Introducing Distil-Whisper: 6x faster than Whisper while performing to within 1% WER on out-of-distribution test data.
Through careful data selection and filtering, Whisper’s robustness to noise is maintained and hallucinations reduced.
For more information, refer to:
- 👨💻 The GitHub repo: https://github.com/huggingface/distil-whisper
- 📚 The official paper: https://arxiv.org/abs/2311.00430
Here’s a quick overview of how it works:
1. Distillation
The Whisper encoder performs 1 forward pass, while the decoder performs as many as the number of tokens generated. That means that the decoder accounts for >90% of the total inference time. Therefore, reducing decoder layers is more effective than encoder layers.

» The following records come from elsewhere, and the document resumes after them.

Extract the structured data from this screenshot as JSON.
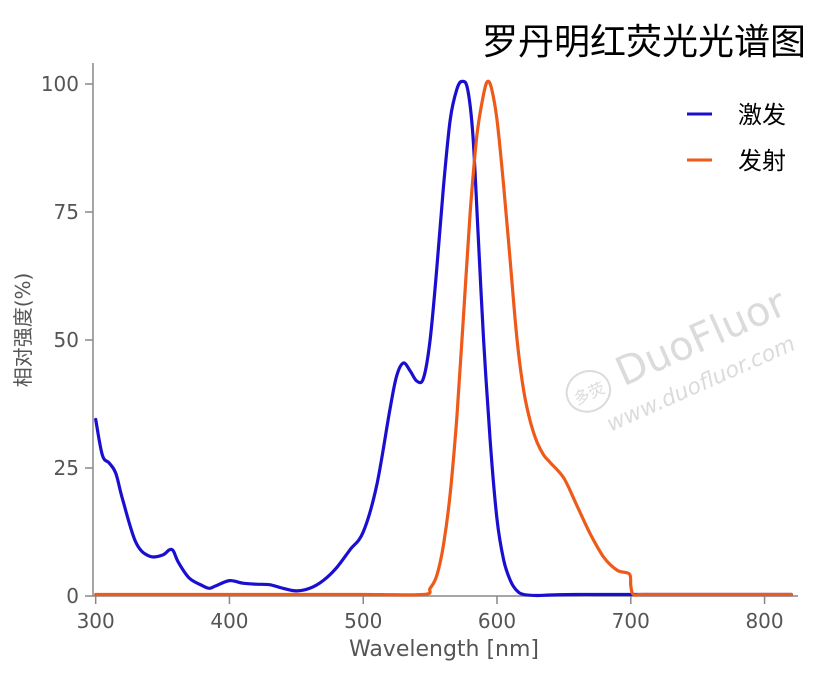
{
  "chart_data": {
    "type": "line",
    "title": "罗丹明红荧光光谱图",
    "xlabel": "Wavelength [nm]",
    "ylabel": "相对强度(%)",
    "xlim": [
      298,
      825
    ],
    "ylim": [
      0,
      100
    ],
    "xticks": [
      300,
      400,
      500,
      600,
      700,
      800
    ],
    "yticks": [
      0,
      25,
      50,
      75,
      100
    ],
    "xtick_labels": [
      "300",
      "400",
      "500",
      "600",
      "700",
      "800"
    ],
    "ytick_labels": [
      "0",
      "25",
      "50",
      "75",
      "100"
    ],
    "grid": false,
    "legend_position": "top-right",
    "series": [
      {
        "name": "激发",
        "color": "#1a0fd0",
        "x": [
          300,
          305,
          310,
          315,
          320,
          330,
          340,
          350,
          355,
          358,
          362,
          370,
          380,
          385,
          390,
          400,
          410,
          420,
          430,
          440,
          450,
          460,
          470,
          480,
          490,
          500,
          510,
          520,
          525,
          530,
          535,
          540,
          545,
          550,
          555,
          560,
          565,
          570,
          574,
          578,
          582,
          586,
          590,
          595,
          600,
          605,
          610,
          615,
          620,
          630,
          640,
          660,
          680,
          700,
          720,
          740,
          760,
          780,
          800,
          820
        ],
        "y": [
          34.5,
          27.5,
          26.0,
          24.0,
          19.0,
          10.5,
          7.8,
          8.0,
          9.0,
          8.8,
          6.5,
          3.5,
          2.0,
          1.5,
          2.0,
          3.0,
          2.5,
          2.3,
          2.2,
          1.5,
          1.0,
          1.5,
          3.0,
          5.5,
          9.0,
          12.5,
          21.5,
          36.5,
          43.0,
          45.5,
          44.0,
          42.0,
          42.5,
          50.0,
          64.0,
          80.0,
          93.0,
          99.0,
          100.5,
          99.0,
          90.0,
          70.0,
          50.0,
          30.0,
          15.0,
          7.0,
          3.0,
          1.0,
          0.3,
          0.1,
          0.2,
          0.3,
          0.3,
          0.3,
          0.3,
          0.3,
          0.3,
          0.3,
          0.3,
          0.3
        ]
      },
      {
        "name": "发射",
        "color": "#ee5a1a",
        "x": [
          300,
          400,
          500,
          545,
          550,
          555,
          560,
          565,
          570,
          575,
          580,
          585,
          590,
          593,
          596,
          600,
          605,
          610,
          615,
          620,
          625,
          630,
          635,
          640,
          650,
          660,
          670,
          680,
          690,
          699,
          700,
          702,
          710,
          750,
          800,
          820
        ],
        "y": [
          0.3,
          0.3,
          0.3,
          0.3,
          1.5,
          4.0,
          10.0,
          20.0,
          35.0,
          55.0,
          75.0,
          90.0,
          98.0,
          100.5,
          99.0,
          93.0,
          80.0,
          65.0,
          50.0,
          40.0,
          34.0,
          30.0,
          27.5,
          26.0,
          23.0,
          17.5,
          12.0,
          7.5,
          5.0,
          4.3,
          2.0,
          0.3,
          0.3,
          0.3,
          0.3,
          0.3
        ]
      }
    ]
  },
  "watermark": {
    "brand": "DuoFluor",
    "seal": "多荧",
    "url": "www.duofluor.com"
  }
}
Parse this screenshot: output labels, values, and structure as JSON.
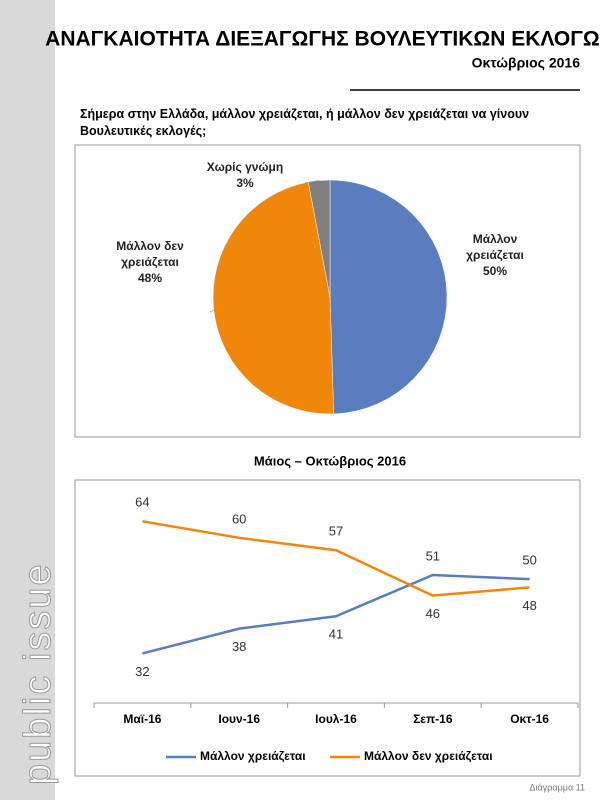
{
  "header": {
    "title": "ΑΝΑΓΚΑΙΟΤΗΤΑ ΔΙΕΞΑΓΩΓΗΣ ΒΟΥΛΕΥΤΙΚΩΝ ΕΚΛΟΓΩΝ",
    "subtitle": "Οκτώβριος 2016"
  },
  "sidebar": {
    "brand": "public issue"
  },
  "footer": {
    "label": "Διάγραμμα 11"
  },
  "chart_data": [
    {
      "type": "pie",
      "title": "Σήμερα στην Ελλάδα, μάλλον χρειάζεται, ή μάλλον δεν χρειάζεται να γίνουν Βουλευτικές εκλογές;",
      "categories": [
        "Μάλλον χρειάζεται",
        "Μάλλον δεν χρειάζεται",
        "Χωρίς γνώμη"
      ],
      "values": [
        50,
        48,
        3
      ],
      "value_labels": [
        "50%",
        "48%",
        "3%"
      ],
      "colors": [
        "#5a7dbf",
        "#f0870b",
        "#808080"
      ]
    },
    {
      "type": "line",
      "title": "Μάιος – Οκτώβριος 2016",
      "categories": [
        "Μαϊ-16",
        "Ιουν-16",
        "Ιουλ-16",
        "Σεπ-16",
        "Οκτ-16"
      ],
      "series": [
        {
          "name": "Μάλλον χρειάζεται",
          "color": "#5a7dbf",
          "values": [
            32,
            38,
            41,
            51,
            50
          ]
        },
        {
          "name": "Μάλλον δεν χρειάζεται",
          "color": "#f0870b",
          "values": [
            64,
            60,
            57,
            46,
            48
          ]
        }
      ],
      "ylim": [
        20,
        74
      ],
      "legend": "bottom"
    }
  ]
}
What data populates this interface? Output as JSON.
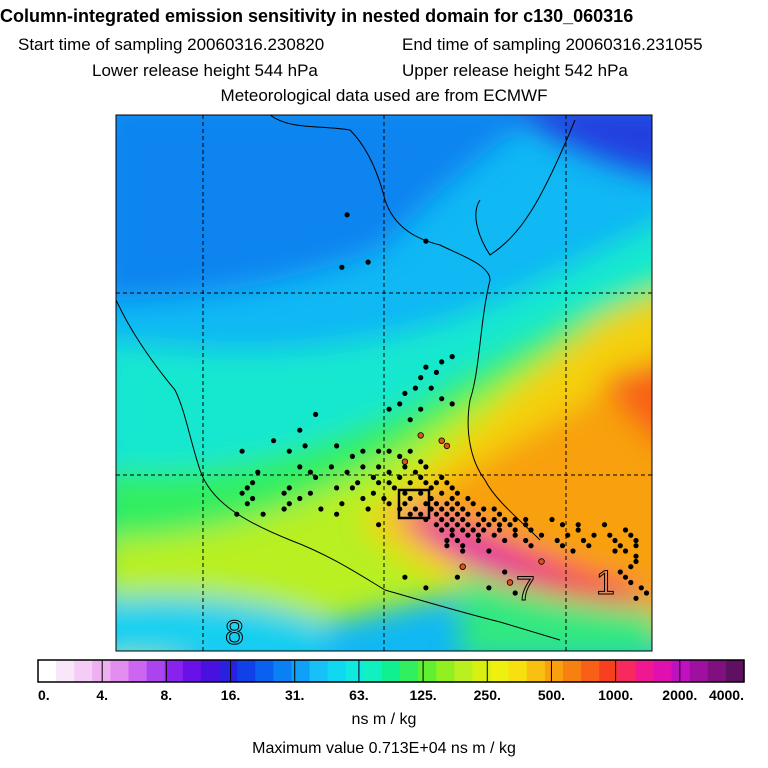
{
  "header": {
    "title": "Column-integrated emission sensitivity in nested domain for c130_060316",
    "start_label": "Start time of sampling 20060316.230820",
    "end_label": "End time of sampling 20060316.231055",
    "lower_label": "Lower release height  544 hPa",
    "upper_label": "Upper release height  542 hPa",
    "met_label": "Meteorological data used are from ECMWF"
  },
  "chart_data": {
    "type": "heatmap",
    "title": "Column-integrated emission sensitivity in nested domain for c130_060316",
    "colorbar": {
      "tick_labels": [
        "0.",
        "4.",
        "8.",
        "16.",
        "31.",
        "63.",
        "125.",
        "250.",
        "500.",
        "1000.",
        "2000.",
        "4000."
      ],
      "tick_values": [
        0,
        4,
        8,
        16,
        31,
        63,
        125,
        250,
        500,
        1000,
        2000,
        4000
      ],
      "units": "ns m / kg",
      "colors": [
        "#ffffff",
        "#fae6fa",
        "#f5ccf5",
        "#eeb0f0",
        "#e28ef0",
        "#cc66f0",
        "#aa44ee",
        "#8a22ee",
        "#6a10e8",
        "#4a10e0",
        "#2a20e0",
        "#1040e8",
        "#0a60f0",
        "#0a80f5",
        "#10a0f8",
        "#18c0f8",
        "#10d8f0",
        "#10e8e0",
        "#10f0c0",
        "#10f090",
        "#30f060",
        "#60f030",
        "#90f020",
        "#b8f020",
        "#d8f010",
        "#f0f010",
        "#f8e010",
        "#f8c010",
        "#f8a010",
        "#f88010",
        "#f86018",
        "#f84020",
        "#f82860",
        "#f01890",
        "#e010b0",
        "#c010c0",
        "#a010a0",
        "#801080",
        "#601060"
      ],
      "max_label": "Maximum value  0.713E+04 ns m / kg"
    },
    "map_markers": [
      "7",
      "1",
      "8"
    ],
    "points": [
      [
        0.44,
        0.19
      ],
      [
        0.48,
        0.28
      ],
      [
        0.43,
        0.29
      ],
      [
        0.59,
        0.24
      ],
      [
        0.64,
        0.46
      ],
      [
        0.62,
        0.47
      ],
      [
        0.59,
        0.48
      ],
      [
        0.61,
        0.49
      ],
      [
        0.58,
        0.5
      ],
      [
        0.57,
        0.52
      ],
      [
        0.6,
        0.52
      ],
      [
        0.55,
        0.53
      ],
      [
        0.62,
        0.54
      ],
      [
        0.64,
        0.55
      ],
      [
        0.54,
        0.55
      ],
      [
        0.58,
        0.56
      ],
      [
        0.52,
        0.56
      ],
      [
        0.38,
        0.57
      ],
      [
        0.56,
        0.58
      ],
      [
        0.35,
        0.6
      ],
      [
        0.3,
        0.62
      ],
      [
        0.36,
        0.63
      ],
      [
        0.42,
        0.63
      ],
      [
        0.24,
        0.64
      ],
      [
        0.33,
        0.64
      ],
      [
        0.47,
        0.64
      ],
      [
        0.5,
        0.64
      ],
      [
        0.52,
        0.64
      ],
      [
        0.56,
        0.64
      ],
      [
        0.45,
        0.65
      ],
      [
        0.54,
        0.65
      ],
      [
        0.58,
        0.66
      ],
      [
        0.35,
        0.67
      ],
      [
        0.41,
        0.67
      ],
      [
        0.47,
        0.67
      ],
      [
        0.5,
        0.67
      ],
      [
        0.55,
        0.67
      ],
      [
        0.59,
        0.67
      ],
      [
        0.27,
        0.68
      ],
      [
        0.37,
        0.68
      ],
      [
        0.44,
        0.68
      ],
      [
        0.52,
        0.68
      ],
      [
        0.57,
        0.68
      ],
      [
        0.38,
        0.69
      ],
      [
        0.49,
        0.69
      ],
      [
        0.54,
        0.69
      ],
      [
        0.58,
        0.69
      ],
      [
        0.62,
        0.69
      ],
      [
        0.26,
        0.7
      ],
      [
        0.46,
        0.7
      ],
      [
        0.5,
        0.7
      ],
      [
        0.52,
        0.7
      ],
      [
        0.56,
        0.7
      ],
      [
        0.59,
        0.7
      ],
      [
        0.61,
        0.7
      ],
      [
        0.63,
        0.7
      ],
      [
        0.25,
        0.71
      ],
      [
        0.33,
        0.71
      ],
      [
        0.42,
        0.71
      ],
      [
        0.45,
        0.71
      ],
      [
        0.53,
        0.71
      ],
      [
        0.6,
        0.71
      ],
      [
        0.64,
        0.71
      ],
      [
        0.24,
        0.72
      ],
      [
        0.32,
        0.72
      ],
      [
        0.37,
        0.72
      ],
      [
        0.49,
        0.72
      ],
      [
        0.55,
        0.72
      ],
      [
        0.58,
        0.72
      ],
      [
        0.62,
        0.72
      ],
      [
        0.65,
        0.72
      ],
      [
        0.26,
        0.73
      ],
      [
        0.35,
        0.73
      ],
      [
        0.47,
        0.73
      ],
      [
        0.51,
        0.73
      ],
      [
        0.56,
        0.73
      ],
      [
        0.6,
        0.73
      ],
      [
        0.64,
        0.73
      ],
      [
        0.67,
        0.73
      ],
      [
        0.25,
        0.74
      ],
      [
        0.33,
        0.74
      ],
      [
        0.43,
        0.74
      ],
      [
        0.52,
        0.74
      ],
      [
        0.55,
        0.74
      ],
      [
        0.59,
        0.74
      ],
      [
        0.61,
        0.74
      ],
      [
        0.63,
        0.74
      ],
      [
        0.65,
        0.74
      ],
      [
        0.68,
        0.74
      ],
      [
        0.32,
        0.75
      ],
      [
        0.39,
        0.75
      ],
      [
        0.48,
        0.75
      ],
      [
        0.54,
        0.75
      ],
      [
        0.57,
        0.75
      ],
      [
        0.6,
        0.75
      ],
      [
        0.62,
        0.75
      ],
      [
        0.64,
        0.75
      ],
      [
        0.66,
        0.75
      ],
      [
        0.7,
        0.75
      ],
      [
        0.72,
        0.75
      ],
      [
        0.23,
        0.76
      ],
      [
        0.28,
        0.76
      ],
      [
        0.42,
        0.76
      ],
      [
        0.56,
        0.76
      ],
      [
        0.58,
        0.76
      ],
      [
        0.61,
        0.76
      ],
      [
        0.63,
        0.76
      ],
      [
        0.65,
        0.76
      ],
      [
        0.67,
        0.76
      ],
      [
        0.69,
        0.76
      ],
      [
        0.73,
        0.76
      ],
      [
        0.59,
        0.77
      ],
      [
        0.62,
        0.77
      ],
      [
        0.64,
        0.77
      ],
      [
        0.66,
        0.77
      ],
      [
        0.7,
        0.77
      ],
      [
        0.72,
        0.77
      ],
      [
        0.74,
        0.77
      ],
      [
        0.76,
        0.77
      ],
      [
        0.78,
        0.77
      ],
      [
        0.83,
        0.77
      ],
      [
        0.5,
        0.78
      ],
      [
        0.61,
        0.78
      ],
      [
        0.63,
        0.78
      ],
      [
        0.65,
        0.78
      ],
      [
        0.67,
        0.78
      ],
      [
        0.69,
        0.78
      ],
      [
        0.71,
        0.78
      ],
      [
        0.73,
        0.78
      ],
      [
        0.75,
        0.78
      ],
      [
        0.78,
        0.78
      ],
      [
        0.85,
        0.78
      ],
      [
        0.88,
        0.78
      ],
      [
        0.93,
        0.78
      ],
      [
        0.62,
        0.79
      ],
      [
        0.64,
        0.79
      ],
      [
        0.66,
        0.79
      ],
      [
        0.68,
        0.79
      ],
      [
        0.7,
        0.79
      ],
      [
        0.73,
        0.79
      ],
      [
        0.76,
        0.79
      ],
      [
        0.79,
        0.79
      ],
      [
        0.88,
        0.79
      ],
      [
        0.97,
        0.79
      ],
      [
        0.64,
        0.8
      ],
      [
        0.67,
        0.8
      ],
      [
        0.69,
        0.8
      ],
      [
        0.72,
        0.8
      ],
      [
        0.76,
        0.8
      ],
      [
        0.81,
        0.8
      ],
      [
        0.86,
        0.8
      ],
      [
        0.91,
        0.8
      ],
      [
        0.94,
        0.8
      ],
      [
        0.98,
        0.8
      ],
      [
        0.63,
        0.81
      ],
      [
        0.65,
        0.81
      ],
      [
        0.69,
        0.81
      ],
      [
        0.74,
        0.81
      ],
      [
        0.78,
        0.81
      ],
      [
        0.84,
        0.81
      ],
      [
        0.89,
        0.81
      ],
      [
        0.95,
        0.81
      ],
      [
        0.99,
        0.81
      ],
      [
        0.63,
        0.82
      ],
      [
        0.66,
        0.82
      ],
      [
        0.79,
        0.82
      ],
      [
        0.85,
        0.82
      ],
      [
        0.9,
        0.82
      ],
      [
        0.96,
        0.82
      ],
      [
        0.99,
        0.82
      ],
      [
        0.66,
        0.83
      ],
      [
        0.71,
        0.83
      ],
      [
        0.87,
        0.83
      ],
      [
        0.95,
        0.83
      ],
      [
        0.97,
        0.83
      ],
      [
        0.99,
        0.84
      ],
      [
        0.99,
        0.85
      ],
      [
        0.98,
        0.86
      ],
      [
        0.96,
        0.87
      ],
      [
        0.97,
        0.88
      ],
      [
        0.98,
        0.89
      ],
      [
        1.0,
        0.9
      ],
      [
        1.01,
        0.91
      ],
      [
        0.99,
        0.92
      ],
      [
        0.65,
        0.88
      ],
      [
        0.59,
        0.9
      ],
      [
        0.71,
        0.9
      ],
      [
        0.76,
        0.91
      ],
      [
        0.74,
        0.87
      ],
      [
        0.55,
        0.88
      ]
    ],
    "highlight_points": [
      [
        0.58,
        0.61
      ],
      [
        0.62,
        0.62
      ],
      [
        0.55,
        0.66
      ],
      [
        0.63,
        0.63
      ],
      [
        0.66,
        0.86
      ],
      [
        0.75,
        0.89
      ],
      [
        0.81,
        0.85
      ]
    ]
  }
}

With this in mind, we keep the whole encoder, but only 2 decoder layers. The resulting model is then 6x faster. A weighted distillation loss is used to train the model, keeping the encoder frozen 🔒 This ensures we inherit Whisper’s robustness to noise and different audio distributions.
2. Data
Distil-Whisper is trained on a diverse corpus of 22,000 hours of audio from 9 open-sourced datasets with permissive license. Pseudo-labels are generated using Whisper to give the labels for training. Importantly, a WER filter is applied so that only labels that score above 10% WER are kept. This is key to keeping performance! 🔑
3. Results
Distil-Whisper is 6x faster than Whisper, while sacrificing only 1% on short-form evaluation. On long-form evaluation, Distil-Whisper beats Whisper. We show that this is because Distil-Whisper hallucinates less
4. Usage
Checkpoints are released under the Distil-Whisper repository with a direct integration in 🤗 Transformers and an MIT license.
5. Training Code
Training code will be released in the Distil-Whisper repository this week, enabling anyone in the community to distill a Whisper model in their choice of language!